The iris controls the pupil size and, consequently, the amount of light entering the eye, in the manner of a camera diaphragm. But a further
mechanism for brightness control may also exist in camera-type eyes, involving a reflector lying behind the retina. Like the scallop eye, the eyes of some vertebrates also contain a mirror behind their retinas, again employing the silver fish-mirror mechanism. But here the mirror functions so as not to focus the light - light is prefocused by a lens. In this case, the mirror provides an adaptation to the night. In the dark-adapted state, the reflector returns to the retina light rays that initially passed between the retinal cells without detection. So the most is made of the light available - anything not detected first time will have a second chance. The reflector in the eyes of cats and crocodiles reflects the beams of headlights and torches, often appearing obvious as ‘eyeshine' at night. This represents the light missed both first
and
second time by the retina. When light levels are very low,
all
the rays striking the eye become invaluable to vision - the visual frontier between sight and blindness is approached. But when light levels are high, the reflector is redundant and becomes covered by a dark absorbing pigment. This mechanism is actually common in many nocturnal animals with camera-type eyes.

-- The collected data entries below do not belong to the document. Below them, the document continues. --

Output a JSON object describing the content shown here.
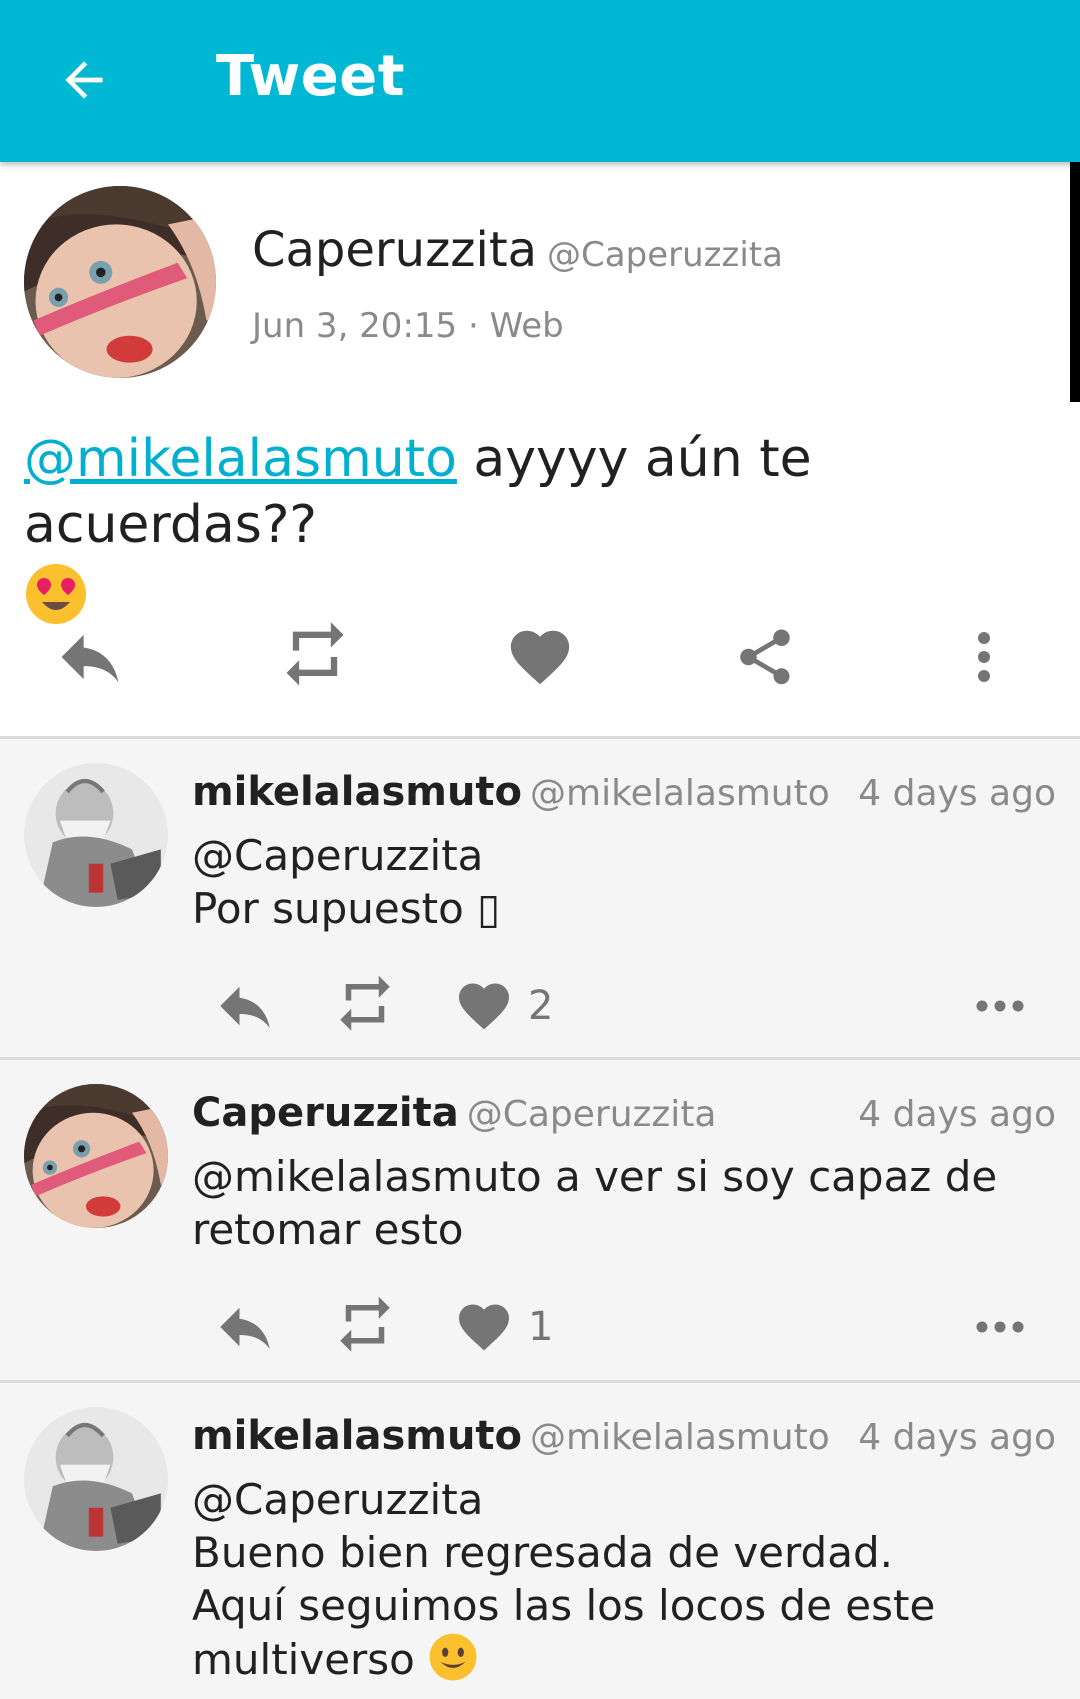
{
  "appbar": {
    "title": "Tweet"
  },
  "tweet": {
    "author_name": "Caperuzzita",
    "author_handle": "@Caperuzzita",
    "meta": "Jun 3, 20:15 · Web",
    "mention": "@mikelalasmuto",
    "text": " ayyyy aún te acuerdas??"
  },
  "replies": [
    {
      "name": "mikelalasmuto",
      "handle": "@mikelalasmuto",
      "time": "4 days ago",
      "text": "@Caperuzzita\nPor supuesto ▯",
      "likes": "2"
    },
    {
      "name": "Caperuzzita",
      "handle": "@Caperuzzita",
      "time": "4 days ago",
      "text": "@mikelalasmuto a ver si soy capaz de retomar esto",
      "likes": "1"
    },
    {
      "name": "mikelalasmuto",
      "handle": "@mikelalasmuto",
      "time": "4 days ago",
      "text": "@Caperuzzita\nBueno bien regresada de verdad.\nAquí seguimos las los locos de este\nmultiverso",
      "likes": ""
    }
  ],
  "colors": {
    "accent": "#00b8d4",
    "mention": "#00b0ce",
    "icon": "#757575"
  },
  "icons": [
    "back-arrow-icon",
    "reply-icon",
    "retweet-icon",
    "heart-icon",
    "share-icon",
    "more-vertical-icon",
    "more-horizontal-icon"
  ]
}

Briefly stepping back over the visual threshold, into ‘not to see' territory, some light perceivers actually contain a retina and a lens. Included among these are the receptors of scorpions, many web-building spiders and most snails. But their small size is important. This receptor type is not an ‘eye' because it cannot focus an image on its retina - the retina is simply too close to the lens. The likely function of this receptor is to measure the average brightness or colour over large angles. As mentioned already, we are not so concerned with these light perceivers in this book, but they do help to illustrate just how much information can be acquired just from the architecture and size of a structure containing a lens and retina. The reason for writing about today's eyes in this chapter is merely to provide a palaeontological tool. Where internal views of a simple eye-like structure are possible, we can calculate whether visual images were formed - whether it really was a simple
eye
. And the
size
information will become even more important when we consider fossils in relation to the Cambrian enigma. But fossil eyes that reveal internal architecture are extremely rare. So the best studied fossil eyes belong to the second type of eye found in
animals, one where more information on sight can be deduced from just an outer surface. At least half the animals on Earth today are equipped with compound eyes.